What are some of the most fascinating Viking artifacts you have worked with?
That is a hard question for an archaeologist. I think the big stories in small objects are what fascinate me the most—for example, the small figurine from Haarby, Funen, Denmark. It is a small warrior woman with riding dress, shield and sword. She is very beautiful and is probably one of the Valkyries, servants of Odin—one of the principal gods in Norse mythology. The Valkyries accompanied warriors killed on the battlefield to Valhalla.

How has your research changed perceptions about the Vikings?
I hope to make evident that in just a few hundred years—from 750 to 1050—Scandinavia went from a region of non-Christian, unstable petty kingdoms to one of the most powerful Christian kingdoms. During that period the Scandinavian kingdoms underwent tremendous development and established a trading system that made Scandinavia a hub for trade between Asia, Russia, western Europe and as far as Canada.

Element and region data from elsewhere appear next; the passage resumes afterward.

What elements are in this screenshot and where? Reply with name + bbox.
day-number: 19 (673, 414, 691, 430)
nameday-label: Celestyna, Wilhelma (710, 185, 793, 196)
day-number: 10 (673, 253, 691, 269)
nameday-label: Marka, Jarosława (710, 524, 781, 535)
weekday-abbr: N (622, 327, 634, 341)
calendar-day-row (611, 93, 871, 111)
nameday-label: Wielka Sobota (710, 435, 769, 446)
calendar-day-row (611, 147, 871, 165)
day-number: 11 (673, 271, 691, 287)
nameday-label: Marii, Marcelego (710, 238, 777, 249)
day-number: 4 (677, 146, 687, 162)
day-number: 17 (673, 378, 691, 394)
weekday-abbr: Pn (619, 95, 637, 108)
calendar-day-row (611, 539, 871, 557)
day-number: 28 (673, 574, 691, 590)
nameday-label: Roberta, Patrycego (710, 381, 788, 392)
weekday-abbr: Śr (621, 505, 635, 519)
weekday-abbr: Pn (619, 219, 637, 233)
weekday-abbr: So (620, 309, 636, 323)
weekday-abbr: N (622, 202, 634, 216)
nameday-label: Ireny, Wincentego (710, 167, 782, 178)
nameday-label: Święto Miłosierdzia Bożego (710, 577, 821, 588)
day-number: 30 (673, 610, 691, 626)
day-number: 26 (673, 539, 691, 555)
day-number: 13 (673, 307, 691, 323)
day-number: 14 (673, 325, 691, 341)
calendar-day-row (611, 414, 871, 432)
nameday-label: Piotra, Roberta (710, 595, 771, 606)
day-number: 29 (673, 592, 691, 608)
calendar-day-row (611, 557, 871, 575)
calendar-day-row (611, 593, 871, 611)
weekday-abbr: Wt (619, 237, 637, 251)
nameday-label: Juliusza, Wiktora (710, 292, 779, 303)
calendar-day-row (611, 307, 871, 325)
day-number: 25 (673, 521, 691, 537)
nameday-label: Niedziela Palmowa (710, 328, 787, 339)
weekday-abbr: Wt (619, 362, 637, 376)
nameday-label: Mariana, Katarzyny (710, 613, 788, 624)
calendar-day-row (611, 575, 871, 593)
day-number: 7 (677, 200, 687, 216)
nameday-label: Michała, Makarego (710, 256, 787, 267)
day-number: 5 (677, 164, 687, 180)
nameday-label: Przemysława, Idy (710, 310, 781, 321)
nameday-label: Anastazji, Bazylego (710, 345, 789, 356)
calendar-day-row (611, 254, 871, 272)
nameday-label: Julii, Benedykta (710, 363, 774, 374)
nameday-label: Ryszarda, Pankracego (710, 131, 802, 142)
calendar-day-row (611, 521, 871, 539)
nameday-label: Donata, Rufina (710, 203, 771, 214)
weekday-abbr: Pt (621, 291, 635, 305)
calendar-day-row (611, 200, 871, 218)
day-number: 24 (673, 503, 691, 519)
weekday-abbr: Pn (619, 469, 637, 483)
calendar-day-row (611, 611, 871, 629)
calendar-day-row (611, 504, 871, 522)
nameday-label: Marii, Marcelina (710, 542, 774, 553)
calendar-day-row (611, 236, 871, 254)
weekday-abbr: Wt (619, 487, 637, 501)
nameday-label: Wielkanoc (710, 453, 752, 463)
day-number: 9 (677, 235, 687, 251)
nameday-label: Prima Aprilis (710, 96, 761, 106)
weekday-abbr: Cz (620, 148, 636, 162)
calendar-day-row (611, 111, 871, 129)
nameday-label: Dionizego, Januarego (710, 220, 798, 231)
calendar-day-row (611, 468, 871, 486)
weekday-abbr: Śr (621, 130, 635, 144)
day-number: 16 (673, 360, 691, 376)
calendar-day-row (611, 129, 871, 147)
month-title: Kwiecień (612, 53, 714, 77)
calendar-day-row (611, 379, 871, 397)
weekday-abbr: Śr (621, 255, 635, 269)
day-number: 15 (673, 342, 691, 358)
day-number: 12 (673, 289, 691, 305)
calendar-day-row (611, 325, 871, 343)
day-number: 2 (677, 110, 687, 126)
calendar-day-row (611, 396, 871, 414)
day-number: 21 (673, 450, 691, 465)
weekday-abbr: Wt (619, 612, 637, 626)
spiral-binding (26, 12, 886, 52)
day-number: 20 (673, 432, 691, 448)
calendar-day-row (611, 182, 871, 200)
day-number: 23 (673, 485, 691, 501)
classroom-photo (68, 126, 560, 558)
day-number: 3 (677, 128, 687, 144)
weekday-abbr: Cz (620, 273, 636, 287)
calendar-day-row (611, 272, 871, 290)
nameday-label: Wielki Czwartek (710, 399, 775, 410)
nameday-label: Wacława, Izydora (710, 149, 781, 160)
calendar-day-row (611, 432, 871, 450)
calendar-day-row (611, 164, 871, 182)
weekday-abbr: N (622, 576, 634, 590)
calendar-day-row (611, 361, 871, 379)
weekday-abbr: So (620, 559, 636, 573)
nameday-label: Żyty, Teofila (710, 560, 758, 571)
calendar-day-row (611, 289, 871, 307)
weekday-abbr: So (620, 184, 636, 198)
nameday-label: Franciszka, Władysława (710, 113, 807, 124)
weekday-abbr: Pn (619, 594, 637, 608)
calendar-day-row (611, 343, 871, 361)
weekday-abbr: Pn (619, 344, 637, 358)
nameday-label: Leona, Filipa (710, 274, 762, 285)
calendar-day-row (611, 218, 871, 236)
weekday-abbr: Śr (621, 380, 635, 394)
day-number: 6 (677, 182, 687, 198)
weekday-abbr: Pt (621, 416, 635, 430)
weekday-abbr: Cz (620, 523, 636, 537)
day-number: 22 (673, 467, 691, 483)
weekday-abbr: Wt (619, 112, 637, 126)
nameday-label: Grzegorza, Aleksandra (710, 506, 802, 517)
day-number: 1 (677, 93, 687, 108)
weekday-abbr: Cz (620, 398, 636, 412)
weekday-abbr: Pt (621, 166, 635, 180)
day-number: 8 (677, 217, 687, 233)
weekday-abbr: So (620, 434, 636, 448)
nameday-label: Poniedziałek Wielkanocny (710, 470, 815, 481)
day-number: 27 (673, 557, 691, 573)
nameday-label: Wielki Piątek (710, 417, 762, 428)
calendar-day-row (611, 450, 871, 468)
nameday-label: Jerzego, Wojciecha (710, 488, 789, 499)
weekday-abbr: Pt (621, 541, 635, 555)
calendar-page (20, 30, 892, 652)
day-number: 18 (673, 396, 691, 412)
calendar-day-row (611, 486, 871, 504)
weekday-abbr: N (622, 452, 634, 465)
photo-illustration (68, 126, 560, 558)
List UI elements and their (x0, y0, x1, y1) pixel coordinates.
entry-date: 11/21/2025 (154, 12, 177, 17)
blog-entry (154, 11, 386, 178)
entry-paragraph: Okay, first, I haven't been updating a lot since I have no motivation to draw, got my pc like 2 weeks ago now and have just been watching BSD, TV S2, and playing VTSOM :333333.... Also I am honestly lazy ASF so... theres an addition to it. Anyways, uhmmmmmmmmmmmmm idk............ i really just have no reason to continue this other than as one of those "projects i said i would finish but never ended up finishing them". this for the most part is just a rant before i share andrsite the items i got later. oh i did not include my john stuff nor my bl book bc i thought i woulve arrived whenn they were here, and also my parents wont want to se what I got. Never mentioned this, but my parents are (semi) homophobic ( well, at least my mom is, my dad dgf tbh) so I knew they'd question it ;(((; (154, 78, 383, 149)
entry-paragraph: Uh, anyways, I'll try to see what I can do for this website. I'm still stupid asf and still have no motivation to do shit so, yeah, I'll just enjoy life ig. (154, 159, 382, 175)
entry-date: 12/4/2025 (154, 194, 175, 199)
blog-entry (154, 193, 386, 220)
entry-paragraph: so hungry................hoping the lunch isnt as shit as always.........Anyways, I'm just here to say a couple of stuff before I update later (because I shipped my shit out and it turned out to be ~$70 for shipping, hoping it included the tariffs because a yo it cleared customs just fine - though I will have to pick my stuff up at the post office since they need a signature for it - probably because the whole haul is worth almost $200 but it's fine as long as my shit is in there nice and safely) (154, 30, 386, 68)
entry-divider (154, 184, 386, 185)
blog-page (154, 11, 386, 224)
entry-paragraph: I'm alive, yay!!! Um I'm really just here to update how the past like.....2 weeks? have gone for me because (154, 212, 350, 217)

The Vikings built cities and colonies in the British Isles, in the Frankish kingdoms, along Russian rivers, on the North Atlantic Isles, in Greenland and in Canada. With ships, swords, battlefield skills, trading savvy and a strong belief that fortune favors the brave, they left their mark throughout the known world. My book tries to cover it all and keep the red thread of the Viking tale through the centuries, and hopefully it will give a more nuanced understanding of the age.

How did your book inspire “The Raid” exhibit at the National Museum of Denmark?
The narrative in the exhibition follows the book in how it is chronologically built and sectioned by the three main centuries of the Viking Age. It begins with an overview of the time before the Viking Age, called “Between Jesus, Muhammad and Odin.” It ends with the reign of Canute the Great and the colonies in Greenland. It is not sectioned according to themes, unlike other exhibitions about the Vikings.

In part of the exhibition we follow the Vikings on their biggest adventure—the voyage to the Mediterranean in 859–861. That’s a chapter in my book.

“The Raid” immersive experience draws museumgoers into a period Viking sea battle. (Artepics/Alamy Stock Photo)

What was your role in creating the new exhibit?
I was the exhibition director and had the final call and responsibility in all processes from choosing artifacts and writing the texts to making a film, book and documentaries, while leading a fantastic and skilled museum team.

What do you hope people will learn from the exhibit?
Visitors should learn something not just by looking and observing. They are invited to acquire new knowledge through play—and by participating as active co-creators of history.

The museum experience concludes in a sea battle in an immersive room where the visiting explorer is “killed” and travels to one of the Vikings’ imagined kingdoms of the dead—the realm of Ran, goddess of the drowned.

I want visitors to reflect on the consequences of pillaging and raiding: If you succeed, you get a great name and silver, but you can also die trying. MH

This article was published in the January 2022 issue of Military History.